So, flat is the new Rich Corinthian Leather of interface design.
Gone like the coffee cups in Scott Forstall’s office are the bevels, shadows, and textures of our recent nostalgia-fuelled skeuomorphic design tastes.
All hail glorious, silk-screeny rectangles of pure colour.
But it’s not just because we’re fed up with all the realism doodads. Daring Fireball writer John Gruber suggests retina displays are the catalyst for our fresh new feeling.
The whole default iOS look — the textures, the shadows, the subtle (and sometimes unsubtle) 3D effects — is optimized for non-retina displays. It’s makeup to cover up the fact that 163 pixels per inch, though better than anything we had before the original iPhone, is still a crude resolution overall.

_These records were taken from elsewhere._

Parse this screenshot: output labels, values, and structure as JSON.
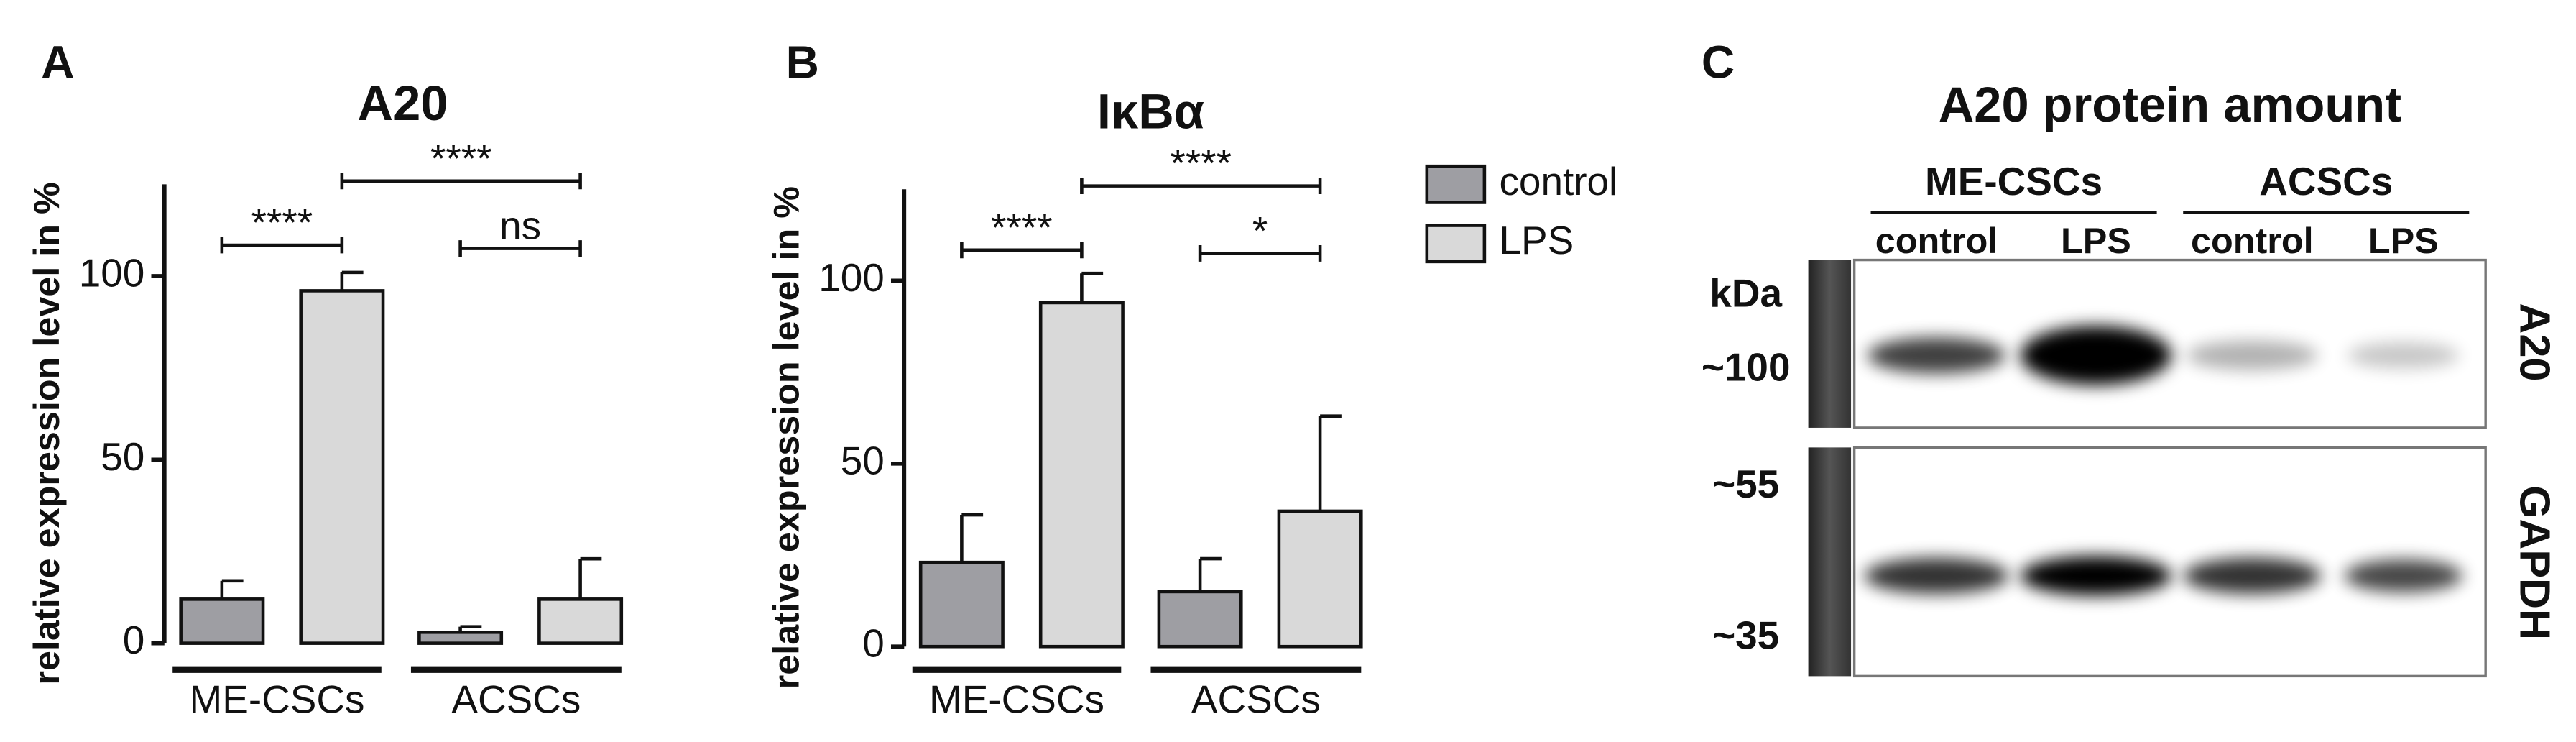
{
  "chart_data": [
    {
      "type": "bar",
      "panel": "A",
      "title": "A20",
      "ylabel": "relative expression level in %",
      "categories": [
        "ME-CSCs",
        "ACSCs"
      ],
      "series": [
        {
          "name": "control",
          "color": "#9e9ea3",
          "values": [
            12,
            3
          ],
          "errors": [
            5,
            1.5
          ]
        },
        {
          "name": "LPS",
          "color": "#d9d9d9",
          "values": [
            96,
            12
          ],
          "errors": [
            5,
            11
          ]
        }
      ],
      "ylim": [
        0,
        125
      ],
      "yticks": [
        0,
        50,
        100
      ],
      "legend": false,
      "annotations": [
        "****",
        "****",
        "ns"
      ]
    },
    {
      "type": "bar",
      "panel": "B",
      "title": "IκBα",
      "ylabel": "relative expression level in %",
      "categories": [
        "ME-CSCs",
        "ACSCs"
      ],
      "series": [
        {
          "name": "control",
          "color": "#9e9ea3",
          "values": [
            23,
            15
          ],
          "errors": [
            13,
            9
          ]
        },
        {
          "name": "LPS",
          "color": "#d9d9d9",
          "values": [
            94,
            37
          ],
          "errors": [
            8,
            26
          ]
        }
      ],
      "ylim": [
        0,
        125
      ],
      "yticks": [
        0,
        50,
        100
      ],
      "legend": true,
      "annotations": [
        "****",
        "****",
        "*"
      ]
    }
  ],
  "blot": {
    "panel": "C",
    "title": "A20 protein amount",
    "groups": [
      "ME-CSCs",
      "ACSCs"
    ],
    "lanes": [
      "control",
      "LPS",
      "control",
      "LPS"
    ],
    "unit": "kDa",
    "markers": [
      "~100",
      "~55",
      "~35"
    ],
    "rows": [
      "A20",
      "GAPDH"
    ]
  }
}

Retina displays are no longer limited in such ways, and need no phony effects to create interfaces that are beautiful.
The trend away from skeuomorphic special effects in UI design is the beginning of the retina-resolution design era. Our designs no longer need to accommodate for crude pixels. Glossy/glassy surfaces, heavy-handed transparency, glaring drop shadows, embossed text, textured material surfaces — these hallmarks of modern UI graphic design style are (almost) never used in good print graphic design. They’re unnecessary in print, and, the higher the quality of the output and more heavy-handed the effect, the sillier such techniques look. They’re the aesthetic equivalent of screen-optimized typefaces like Lucida Grande and Verdana. They work on sub-retina displays because sub-retina displays are so crude. On retina displays, as with high quality print output, these techniques are revealed for what they truly are: an assortment of parlor tricks that fool our eyes into thinking we see something that looks good on a display that is technically incapable of rendering graphic design that truly looks good.
Technology pushes visual style forwards again—and just in time. I upgraded my Mac OS a week or two ago and almost fell out of my chair when finally confronted in person with the dreaded beige iCal. Shudder.
My designery friend Wil Alambre sent me this funny (or is it sad?) review of Windows 8, the “metro”-styled flatest thing out there. Don’t let its usability problems scare you away from a skinny rectangular diet. It tastes so good.